Researchers have found that, for seniors receiving Medicare Part D prescription drug coverage, non-drug related healthcare costs have decreased – by nearly four percent, or a little over $300 for every three-month period.  Most of these cost savings result from reductions in inpatient and skilled nursing facility care spending.  This is the first academic study that looks at prescription drug coverage’s impact on non-drug related healthcare spending.

This new evidence certainly reinforces the notion that Washington shouldn’t mess with a program that’s clearly not broken. 

As Tomas Philipson, a professor of public policy at the University of Chicago, points out in a Wall Street Journal op-ed this week, the push to impose Medicaid-type price rebates on the Part D program will have severe ramifications.   Forcing pharmaceutical manufacturers to provide substantial rebates to the federal government will be tantamount to government price controls and will result in both higher costs for Medicare and non-Medicare consumers and will also undermine pharmaceutical research and development.

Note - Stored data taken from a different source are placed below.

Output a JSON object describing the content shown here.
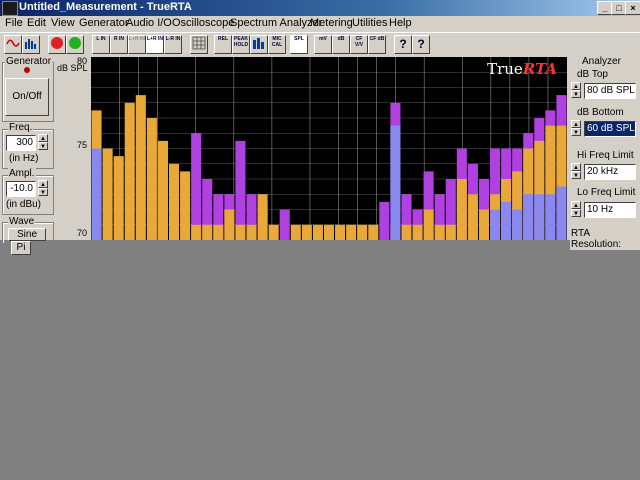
{
  "window": {
    "title": "Untitled_Measurement - TrueRTA",
    "min": "_",
    "max": "□",
    "close": "×"
  },
  "menu": [
    "File",
    "Edit",
    "View",
    "Generator",
    "Audio I/O",
    "Oscilloscope",
    "Spectrum Analyzer",
    "Metering",
    "Utilities",
    "Help"
  ],
  "toolbar": [
    {
      "name": "oscilloscope-view-button",
      "label": ""
    },
    {
      "name": "spectrum-view-button",
      "label": ""
    },
    {
      "name": "stop-button",
      "label": "STOP"
    },
    {
      "name": "go-button",
      "label": "GO"
    },
    {
      "name": "left-in-button",
      "label": "L IN"
    },
    {
      "name": "right-in-button",
      "label": "R IN"
    },
    {
      "name": "lr-in-disabled-button",
      "label": "L+R IN"
    },
    {
      "name": "lr-sum-in-button",
      "label": "L+R IN"
    },
    {
      "name": "lr-diff-in-button",
      "label": "L-R IN"
    },
    {
      "name": "grid-button",
      "label": ""
    },
    {
      "name": "rel-button",
      "label": "REL"
    },
    {
      "name": "peak-hold-button",
      "label": "PEAK HOLD"
    },
    {
      "name": "bars-button",
      "label": ""
    },
    {
      "name": "mic-cal-button",
      "label": "MIC CAL"
    },
    {
      "name": "spl-button",
      "label": "SPL"
    },
    {
      "name": "mv-button",
      "label": "mV"
    },
    {
      "name": "db-button",
      "label": "dB"
    },
    {
      "name": "cf-vv-button",
      "label": "CF V/V"
    },
    {
      "name": "cf-db-button",
      "label": "CF dB"
    },
    {
      "name": "help-button",
      "label": "?"
    },
    {
      "name": "context-help-button",
      "label": "?"
    }
  ],
  "generator": {
    "title": "Generator",
    "onoff": "On/Off",
    "freq_label": "Freq.",
    "freq_value": "300",
    "freq_unit": "(in Hz)",
    "ampl_label": "Ampl.",
    "ampl_value": "-10.0",
    "ampl_unit": "(in dBu)",
    "wave_label": "Wave",
    "wave_sine": "Sine",
    "wave_pink": "Pi"
  },
  "analyzer": {
    "title": "Analyzer",
    "db_top_label": "dB Top",
    "db_top_value": "80 dB SPL",
    "db_bottom_label": "dB Bottom",
    "db_bottom_value": "60 dB SPL",
    "hi_freq_label": "Hi Freq Limit",
    "hi_freq_value": "20 kHz",
    "lo_freq_label": "Lo Freq Limit",
    "lo_freq_value": "10 Hz",
    "resolution_label": "RTA Resolution:"
  },
  "graph": {
    "logo_a": "True",
    "logo_b": "RTA",
    "unit": "dB SPL",
    "y_ticks": [
      "80",
      "75",
      "70"
    ],
    "colors": {
      "orange": "#e8a83a",
      "purple": "#b040e0",
      "blue": "#8888ee",
      "green": "#40c040",
      "grid": "#c8c8c8"
    }
  },
  "chart_data": {
    "type": "bar",
    "ylabel": "dB SPL",
    "ylim": [
      68,
      80
    ],
    "series": [
      {
        "name": "",
        "color": "orange",
        "values": [
          76.5,
          74,
          73.5,
          77,
          77.5,
          76,
          74.5,
          73,
          72.5,
          69,
          69,
          69,
          70,
          69,
          69,
          71,
          69,
          68,
          69,
          69,
          69,
          69,
          69,
          69,
          69,
          69,
          68,
          69,
          69,
          69,
          70,
          69,
          69,
          72,
          71,
          70,
          71,
          72,
          72.5,
          74,
          74.5,
          75.5,
          75.5
        ]
      },
      {
        "name": "",
        "color": "purple",
        "values": [
          68,
          68,
          68,
          68,
          68,
          68,
          68,
          68,
          68,
          75,
          72,
          71,
          71,
          74.5,
          71,
          70.5,
          68,
          70,
          68,
          68,
          68,
          68,
          68,
          68,
          68,
          68,
          70.5,
          77,
          71,
          70,
          72.5,
          71,
          72,
          74,
          73,
          72,
          74,
          74,
          74,
          75,
          76,
          76.5,
          77.5
        ]
      },
      {
        "name": "",
        "color": "blue",
        "values": [
          74,
          68,
          68,
          68,
          68,
          68,
          68,
          68,
          68,
          68,
          68,
          68,
          68,
          68,
          68,
          68,
          68,
          68,
          68,
          68,
          68,
          68,
          68,
          68,
          68,
          68,
          68,
          75.5,
          68,
          68,
          68,
          68,
          68,
          68,
          68,
          68,
          70,
          70.5,
          70,
          71,
          71,
          71,
          71.5
        ]
      }
    ]
  }
}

Or, as Philipson explains, “Venture capital funding for the biotechs that kick-off research for new drugs is completely contingent on strong signs of profitability in terms of intellectual property, disease prevalence and reimbursement. The government’s proposed price controls will ultimately cause some of this funding to dry up entirely.”

Given the savings we’re seeing in overall healthcare costs from more affordable prescription drugs, imposing price controls wouldn’t be prudent from either a financial or a societal well-being perspective.